Maryland women’s lacrosse has scored large sums of goals early in games so far in 2024.

The Terps have tallied 52 times in the first quarter of contests this season, accounting for 37.4 percent of their goals, and have scored at least five in the opening frame on six separate occasions.

Yet their attacking efficiency doesn’t carry into the subsequent frames of the game. Their scoring figures drop to less than 40 goals in each of the final three quarters.

A high turnover rate might be to blame. The Terps haven’t sustained their fast starts, in part due to untimely self-inflicted turnovers that have prevented Maryland from excelling throughout all four periods.

“I don’t think we’ve played a full game yet this season,” goalie Emily Sterling said. “But I think we know what we’re capable of.”

The Terps average about 14 giveaways per game and haven’t finished a game this season with less than 10. But their problem isn’t just opponents causing changes in possession. Maryland is doing harm to itself.

In four games this season, the Terps are solely responsible for nine or more of their own turnovers. This can be caused by an errant pass, an attacking player stepping inside the goal crease or a shot-clock violation if the attacking team fails to shoot on target in 90 seconds. Maryland has committed almost half its turnovers this way.

[No. 1 Maryland women’s lacrosse snaps win streak, falls 13-9 to Penn]

During periods of play with a substantial amount of turnovers, the Terps’ attack falters and the amount of goals scored plummets. It’s a persistent problem limiting the team’s offense halfway through the season, even with their success so far this year.

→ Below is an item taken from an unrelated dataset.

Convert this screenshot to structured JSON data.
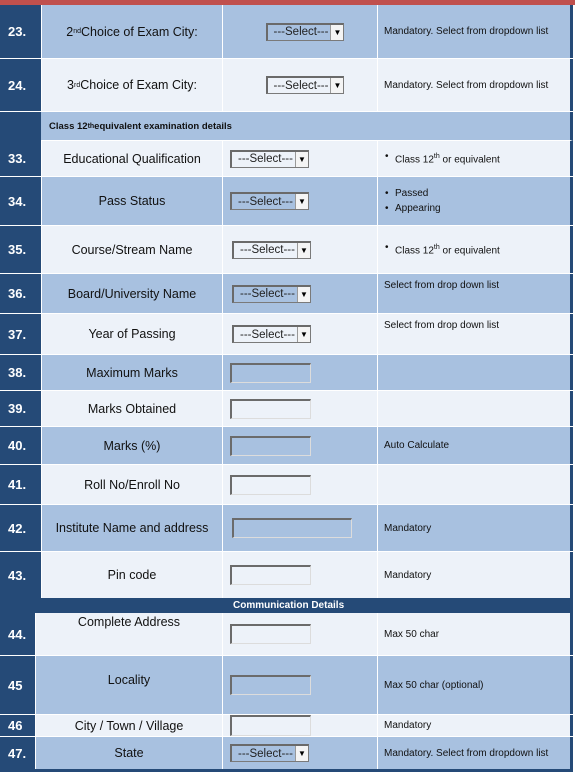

Maryland jumped out to a 4-0 lead in its Big Ten opener against Ohio State, only turning possession over to their opponents twice. The Terps gave away the ball eight times in the second and third quarters, resulting in just two goals in more than 30 minutes.

But a six-goal spurt in a final frame without a turnover helped Maryland earn its first conference victory.

“Moving forward we definitely want to come out a little bit faster, with a little bit more poise, a little bit sharper,” attacker Hannah Leubecker said.

The Terps underwent similar lulls throughout their six-game winning streak. Wins against Georgetown and Rutgers consisted of blips in goal scoring and an increase in miscues in possession.

Against the Hoyas, Maryland scored two goals combined in the second and fourth quarters, which can be attributed to four giveaways in each frame — tied for the most in any of the four periods.

Maryland also turned the ball over four times during a goalless second quarter in its matchup with Rutgers — two of which were uncaused and committed by attacker Eloise Clevenger and defender Aiden Peduzzi.

[Hannah Leubecker’s scoring surge comes at a perfect time for Maryland women’s lacrosse]

Maryland had its winning streak snapped by Penn on Wednesday. It gave the Quakers the ball 18 times — their second-highest total of the season — and generated only 20 shots in the four-goal loss.

“We were missing balls and getting touched and dropping it … that’s not helping us generate a lot of looks on offense,” coach Cathy Reese said after Wednesday’s loss to Penn. “Sometimes we were cradling and got checked. So that’s nothing, that’s just bad offense.”

Maryland is still scoring early in contests despite high turnover numbers. Its first quarters account for their highest scoring frame in seven of their 11 games. The Terps typically race out to an early lead, but scoring droughts interrupt their offensive rhythm and hold the unit back.

With excellent turnover-causing teams Northwestern and Johns Hopkins coming up on Maryland’s schedule, cutting down on turnovers will be necessary for the Terps to use their talented attack to their advantage for an entire game.

Maryland feels that it’s close to putting a complete game together. Keeping a hold of the ball as they enter the thick of their Big Ten schedule will be crucial to the Terps’ success.